Get Daily Movie Sales

knitr::opts_chunk$set( collapse = TRUE, comment = "#>" )

The boxoffice() function scrapes information about daily box office results of movies. It scrapes the webpages of either http://www.boxofficemojo.com or https://www.the-numbers.com/ for this information. The data it returns are the following:

  1. Movie name
  2. The studio that produced that movie
  3. The daily gross
  4. Daily percent change in gross
  5. Number of theaters it is playing in
  6. Average gross per theater (result of 4 / result of 5)
  7. Gross-to-date
  8. How many days the movie has been playing
  9. The date of the data

In essence, it shows how well each movie performed on a given day.

movies <- boxoffice::boxoffice(date = as.Date("2015-10-31")) dim(movies) movies[1:5, ]

There are three parameters for boxoffice(): dates, site, and top_n.

dates are simply an input dates (in Date format) that you want to get information on.
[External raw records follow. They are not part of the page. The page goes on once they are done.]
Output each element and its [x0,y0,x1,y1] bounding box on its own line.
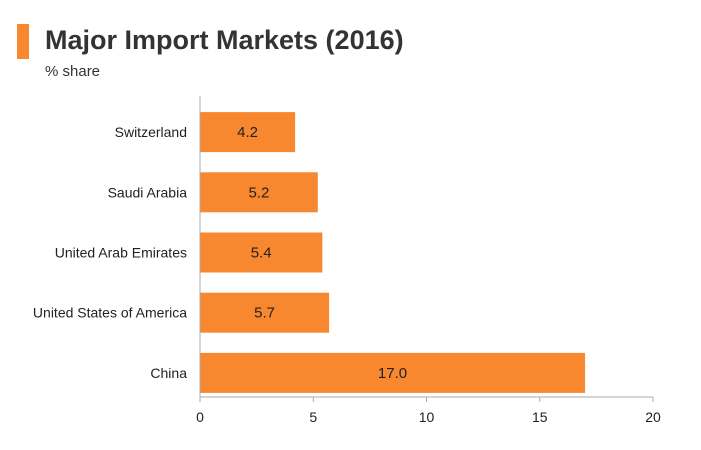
bar-china [200,352,586,393]
value-label: 17.0 [378,365,407,382]
bars-group [200,112,586,393]
x-tick-label: 15 [532,409,548,425]
bar-united-states-of-america [200,292,330,333]
title-accent-bar [17,24,29,59]
labels-group: 4.2 Switzerland 5.2 Saudi Arabia 5.4 United A… [33,124,661,425]
category-label: Saudi Arabia [108,184,188,200]
value-label: 5.7 [254,305,275,322]
x-tick-label: 5 [309,409,317,425]
bar-switzerland [200,112,296,153]
chart-title: Major Import Markets (2016) [45,25,404,55]
category-label: United States of America [33,305,187,321]
value-label: 4.2 [237,124,258,141]
value-label: 5.4 [251,245,272,262]
chart-subtitle: % share [45,63,101,80]
x-tick-label: 20 [645,409,661,425]
bar-saudi-arabia [200,172,318,213]
x-tick-label: 10 [419,409,435,425]
category-label: United Arab Emirates [55,245,187,261]
value-label: 5.2 [248,184,269,201]
x-tick-label: 0 [196,409,204,425]
axes-group [199,96,654,402]
category-label: China [150,365,187,381]
bar-united-arab-emirates [200,232,323,273]
category-label: Switzerland [115,124,187,140]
In accepts either a single date or a vector of dates. site indicates which site you want to scrape: the-numbers.com or boxofficemojo.com. The accepted inputs are "numbers" which is the default site or "mojo". Both sites are very similar and provide nearly identical results. All results are ordered in descending order by how much that movie made on that day. For example, the top selling movie of the day is the first value while the worst selling movie is the last value.

Note that the terms of use for boxofficemojo.com does not permit scraping without their written permission. If you do not have written permission, please ask them for it or change or only scrape from the-numbers.com.

Here is the first 10 movie names for both sites. We will use the top_n parameter to only return the top 10 selling movies.

mojo <- boxoffice::boxoffice(dates = as.Date("2015-10-31"), site = "mojo", top_n = 10) numbers <- boxoffice::boxoffice(dates = as.Date("2015-10-31"), site = "numbers", top_n = 10) cbind(mojo[, c(1,3)], numbers[, c(1,3)])

The results are close. Some movie name spellings and numbers are slightly different. In this case, the 10th ranking movie is also different between the sites. Situations like this are rare. When looking at more recent releases (e.g. within the last two weeks), there will be more differences. These differences will disappear (at least for the most part) as time goes on.